Matthew Clark, the UK’s largest independent drinks distributor, is to be sold to Conviviality Retail in a deal worth £200 million.

A 50/50 joint venture between Accolade Wines and Punch Taverns, Matthew Clark currently distributes over 4,000 drink products, including 1,000 spirits, to its on-trade customer base. Both parties announced this morning they are to sell their shares for £100 million each.

Conviviality Retail’s acquisition will create a wholesaler with total annual sales of more than £1.1bn.

In a statement, Conviviality said that its enlarged business would be independent of major drinks brands, enabling it to “supply an unrestricted selection of products to customers who value breadth of range”.

The acquisition is expected to be “earnings enhancing” from year one.

Both Accolade and Punch have secured 10-year supply contracts with Matthew Clark at agreed pricing levels as part of the deal.

Diana Hunter, chief executive officer of Conviviality, said: “We are pleased to have reached agreement on the acquisition of Matthew Clark as this will accelerate our strategy of expanding our wholesaling expertise into new markets and channels.

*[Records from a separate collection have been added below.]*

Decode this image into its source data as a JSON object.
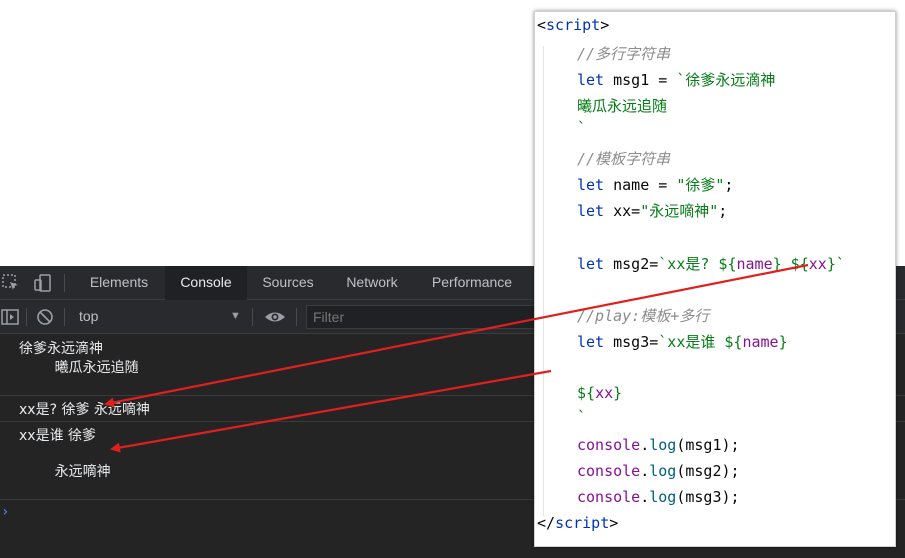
{
  "devtools": {
    "tabs": [
      "Elements",
      "Console",
      "Sources",
      "Network",
      "Performance"
    ],
    "active_tab": "Console",
    "toolbar": {
      "context": "top",
      "filter_placeholder": "Filter"
    },
    "console_output": [
      {
        "lines": [
          "徐爹永远滴神",
          "        曦瓜永远追随"
        ]
      },
      {
        "lines": [
          "xx是? 徐爹 永远嘀神"
        ]
      },
      {
        "lines": [
          "xx是谁 徐爹",
          "",
          "        永远嘀神"
        ]
      }
    ],
    "prompt_symbol": "›"
  },
  "code": {
    "open_tag": {
      "lt": "<",
      "name": "script",
      "gt": ">"
    },
    "comment1": "//多行字符串",
    "msg1_kw": "let",
    "msg1_decl": " msg1 = ",
    "msg1_str1": "`徐爹永远滴神",
    "msg1_str2": "曦瓜永远追随",
    "msg1_str3": "`",
    "comment2": "//模板字符串",
    "name_kw": "let",
    "name_decl": " name = ",
    "name_str": "\"徐爹\"",
    "semi": ";",
    "xx_kw": "let",
    "xx_decl": " xx=",
    "xx_str": "\"永远嘀神\"",
    "msg2_kw": "let",
    "msg2_decl": " msg2=",
    "msg2_str_a": "`xx是? ${",
    "msg2_var_a": "name",
    "msg2_str_b": "} ${",
    "msg2_var_b": "xx",
    "msg2_str_c": "}`",
    "comment3": "//play:模板+多行",
    "msg3_kw": "let",
    "msg3_decl": " msg3=",
    "msg3_str_a": "`xx是谁 ${",
    "msg3_var_a": "name",
    "msg3_str_b": "}",
    "msg3_str_c": "${",
    "msg3_var_b": "xx",
    "msg3_str_d": "}",
    "msg3_str_e": "`",
    "log_obj": "console",
    "log_dot": ".",
    "log_fn": "log",
    "log1_arg": "(msg1);",
    "log2_arg": "(msg2);",
    "log3_arg": "(msg3);",
    "close_tag": {
      "lt": "</",
      "name": "script",
      "gt": ">"
    }
  },
  "colors": {
    "arrow": "#e0201e",
    "keyword": "#0033b3",
    "string": "#067d17",
    "comment": "#8c8c8c",
    "variable": "#871094",
    "function": "#00627a"
  }
}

Matthew Clark has a leading position in the independent on-trade market,
complementing Conviviality’s position in the off-trade, and the team bring significant on-trade wholesaling expertise and an unrivalled portfolio of high quality and loyal customers.

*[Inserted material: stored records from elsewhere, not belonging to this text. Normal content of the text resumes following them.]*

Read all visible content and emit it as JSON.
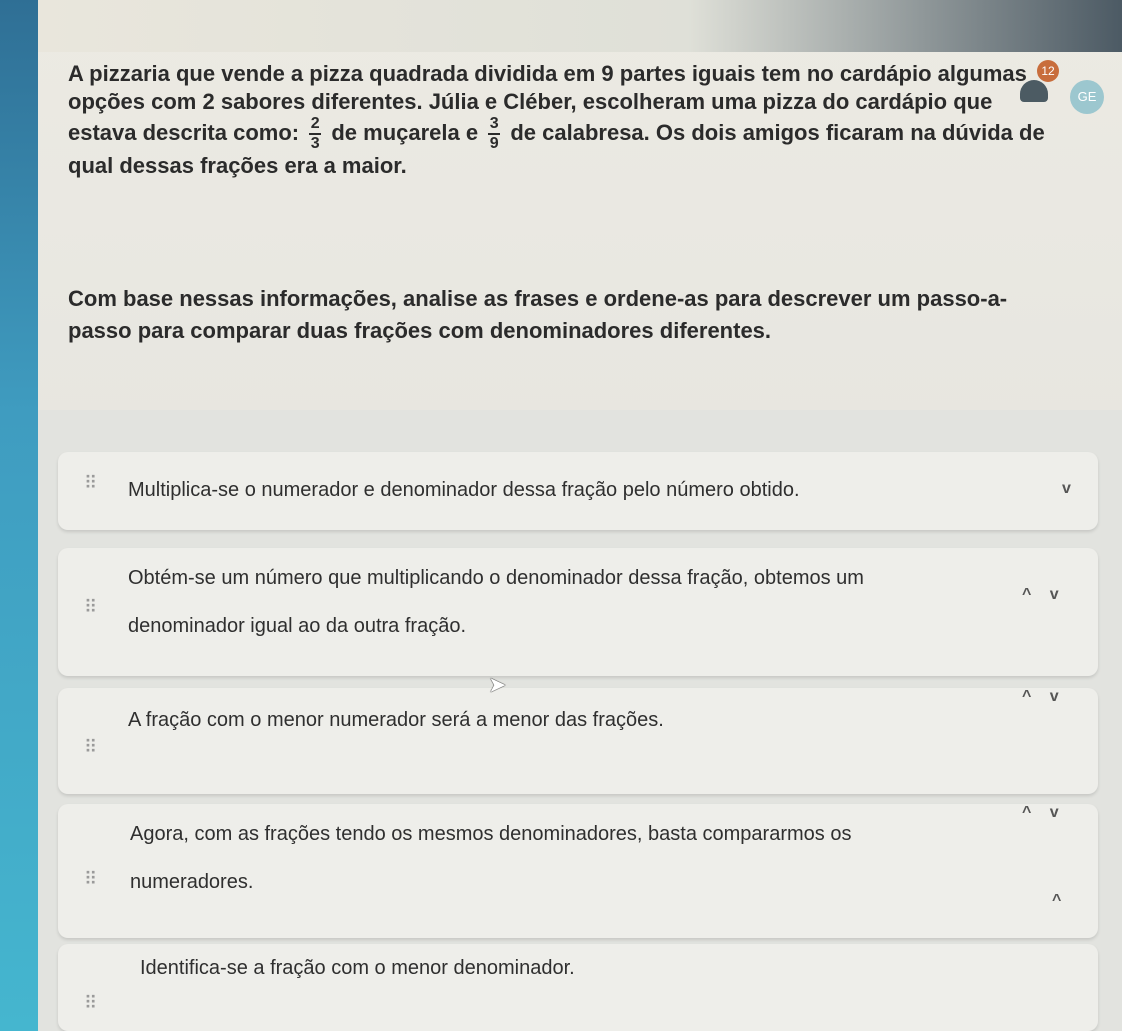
{
  "question": {
    "line1": "A pizzaria que vende a pizza quadrada dividida em 9 partes iguais tem no cardápio algumas",
    "line2": "opções com 2 sabores diferentes. Júlia e Cléber, escolheram uma pizza do cardápio que",
    "line3_pre": "estava descrita como:",
    "frac1_num": "2",
    "frac1_den": "3",
    "line3_mid": "de muçarela e",
    "frac2_num": "3",
    "frac2_den": "9",
    "line3_post": "de calabresa. Os dois amigos ficaram na dúvida de",
    "line4": "qual dessas frações era a maior."
  },
  "instruction": {
    "line1": "Com base nessas informações, analise as frases e ordene-as para descrever um passo-a-",
    "line2": "passo para comparar duas frações com denominadores diferentes."
  },
  "header": {
    "notification_count": "12",
    "avatar_initials": "GE"
  },
  "items": [
    {
      "line1": "Multiplica-se o numerador e denominador dessa fração pelo número obtido.",
      "line2": ""
    },
    {
      "line1": "Obtém-se um número que multiplicando o denominador dessa fração, obtemos um",
      "line2": "denominador igual ao da outra fração."
    },
    {
      "line1": "A fração com o menor numerador será a menor das frações.",
      "line2": ""
    },
    {
      "line1": "Agora, com as frações tendo os mesmos denominadores, basta compararmos os",
      "line2": "numeradores."
    },
    {
      "line1": "Identifica-se a fração com o menor denominador.",
      "line2": ""
    }
  ],
  "icons": {
    "drag": "⠿",
    "up": "^",
    "down": "v"
  }
}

“By operating a delivered wholesale model we can serve a diverse range of customers and build our wine and spirit volumes further while simultaneously strengthening our retail channel.

“The acquisition will create a major player in the UK drinks wholesale market, and we believe that combining the two businesses will give rise to significant potential synergies, which will drive increased returns for Conviviality’s shareholders.”

Duncan Garrood, chief executive officer of Punch Taverns plc, said: “We are pleased to have agreed the disposal of our investment in Matthew Clark and at a significant premium to our current book value.

“The sale of a non-core business will enhance our financial flexibility to pursue our strategic objectives for our core activities.”

The agreement has yet to be approved by shareholders and is expected to be finalised in October.